米国の労働市場は7月、思いがけない休暇を取った。労働省が金曜日に発表した報告書によると、雇用主は2万3000件の雇用を削減した。建設会社や工場は引き続き雇用を増やしたが、小売店やレストランは「もうたくさんだ」とばかりに雇用を削減した。月間雇用統計が予想を下回るのは2か月連続で、もはやトレンドと言ってもいいだろう。

失業率は4.1%にわずかに低下したが、ここがミソだ。それは単に26万人以上がタオルを投げて労働力から去ったからに過ぎない。「健全な経済」を象徴するのは、大勢の人が諦めることほどふさわしいものはない。

求人サイト「グラスドア」のチーフエコノミスト、ダニエル・ジャオ氏は、労働者がプレッシャーを感じていると語る。「労働者からは、雇用の安定に不安を感じているとか、自分に合わない仕事に縛られていると不満を漏らす声がますます多く聞かれるようになっている」と彼は言う。「さらに、現在仕事に就いておらず、労働市場から締め出されていると感じている人々もいる」。グラスドアの労働者信頼感指数は7月に過去最低を記録した。当然だ。

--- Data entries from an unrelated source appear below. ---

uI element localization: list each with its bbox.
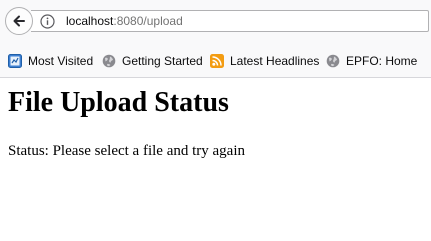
bookmark-label: Getting Started xyxy=(122,54,203,68)
bookmark-most-visited[interactable]: Most Visited xyxy=(8,53,93,69)
bookmark-label: Most Visited xyxy=(28,54,94,68)
bookmark-latest-headlines[interactable]: Latest Headlines xyxy=(210,53,319,69)
bookmark-label: Latest Headlines xyxy=(230,54,320,68)
upload-status-text: Status: Please select a file and try aga… xyxy=(8,143,246,159)
navigation-toolbar: localhost:8080/upload xyxy=(0,0,431,42)
most-visited-icon xyxy=(8,54,22,68)
url-path: :8080/upload xyxy=(113,14,183,28)
globe-icon xyxy=(326,54,340,68)
url-host: localhost xyxy=(66,14,114,28)
bookmark-label: EPFO: Home xyxy=(346,54,418,68)
bookmarks-toolbar: Most Visited Getting Started Latest Head… xyxy=(0,42,431,78)
rss-feed-icon xyxy=(210,54,224,68)
page-title: File Upload Status xyxy=(8,87,229,118)
back-button[interactable] xyxy=(5,7,33,35)
globe-icon xyxy=(102,54,116,68)
back-arrow-icon xyxy=(13,15,25,27)
url-text[interactable]: localhost:8080/upload xyxy=(66,14,183,28)
bookmark-getting-started[interactable]: Getting Started xyxy=(102,53,203,69)
url-bar[interactable]: localhost:8080/upload xyxy=(31,10,429,32)
bookmark-epfo-home[interactable]: EPFO: Home xyxy=(326,53,417,69)
info-icon[interactable] xyxy=(40,14,55,34)
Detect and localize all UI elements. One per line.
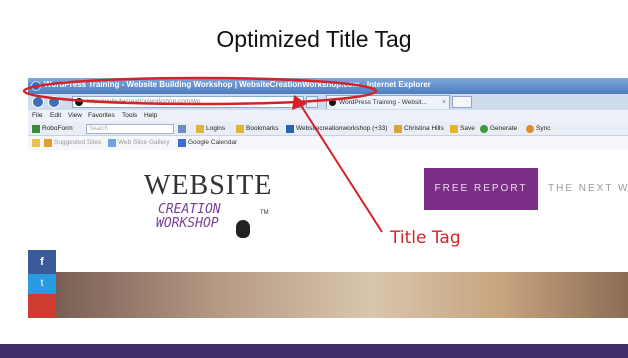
generate-button[interactable]: Generate: [490, 125, 517, 132]
logo-trademark: TM: [260, 210, 269, 216]
next-nav-link[interactable]: THE NEXT W: [548, 183, 628, 194]
window-title: WordPress Training - Website Building Wo…: [44, 80, 431, 89]
logo-website-text: WEBSITE: [144, 170, 273, 201]
refresh-icon[interactable]: [306, 96, 318, 108]
tab-label: WordPress Training - Websit...: [339, 99, 427, 106]
roboform-search-input[interactable]: Search: [86, 124, 174, 134]
logins-icon: [196, 125, 204, 133]
site-icon: [286, 125, 294, 133]
web-slice-gallery-link[interactable]: Web Slice Gallery: [118, 139, 170, 146]
address-text: http://websitecreationworkshop.com/wp: [87, 98, 201, 105]
search-go-icon[interactable]: [178, 125, 186, 133]
browser-screenshot: WordPress Training - Website Building Wo…: [28, 78, 628, 318]
slide-title: Optimized Title Tag: [216, 26, 412, 52]
favorites-star-icon[interactable]: [32, 139, 40, 147]
site-button[interactable]: Websitecreationworkshop (+33): [296, 125, 387, 132]
computer-mouse-icon: [236, 220, 250, 238]
title-tag-annotation-label: Title Tag: [390, 228, 461, 248]
suggested-sites-icon: [44, 139, 52, 147]
bookmarks-button[interactable]: Bookmarks: [246, 125, 279, 132]
generate-icon: [480, 125, 488, 133]
google-calendar-link[interactable]: Google Calendar: [188, 139, 237, 146]
twitter-share-icon[interactable]: t: [28, 274, 56, 294]
free-report-button[interactable]: FREE REPORT: [424, 168, 538, 210]
browser-title-bar: WordPress Training - Website Building Wo…: [28, 78, 628, 94]
logo-workshop-text: WORKSHOP: [156, 216, 219, 231]
web-slice-icon: [108, 139, 116, 147]
menu-help[interactable]: Help: [144, 112, 157, 119]
address-bar[interactable]: http://websitecreationworkshop.com/wp: [72, 96, 304, 108]
menu-favorites[interactable]: Favorites: [88, 112, 115, 119]
suggested-sites-link[interactable]: Suggested Sites: [54, 139, 101, 146]
back-icon[interactable]: [32, 96, 44, 108]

レストランや小売店は数千人規模の雇用を削減し、地方政府も大幅な人員削減を行った。医療分野は雇用を増やしたが、そのペースは年初ほどではない。医療分野も疲れてきているようだ。

この軟調な労働市場は、連邦準備制度理事会(FRB)の計画に水を差すものだ。彼らはすでに根強いインフレと戦っているのに、今度は不安定な労働市場にも気を配らなければならない。FRBは、労働市場がこれほど不安定な状況では、利上げを二の足を踏むかもしれない。

まだ働いている人々にとって、平均賃金は過去12か月で3.2%上昇した。それは聞こえはいいが、インフレが存在することを思い出してほしい。その上昇分は、エネルギー価格の高騰によって食い尽くされている。ジャオ氏が言うように、「賃金上昇の多くは、エネルギー価格の上昇によって相殺されている」。つまり、労働者の給料は以前ほど価値がなくなっているのだ。しかし、まあ、車を運転する代わりに歩いて通勤することで、運動量は増えているからいいじゃないか。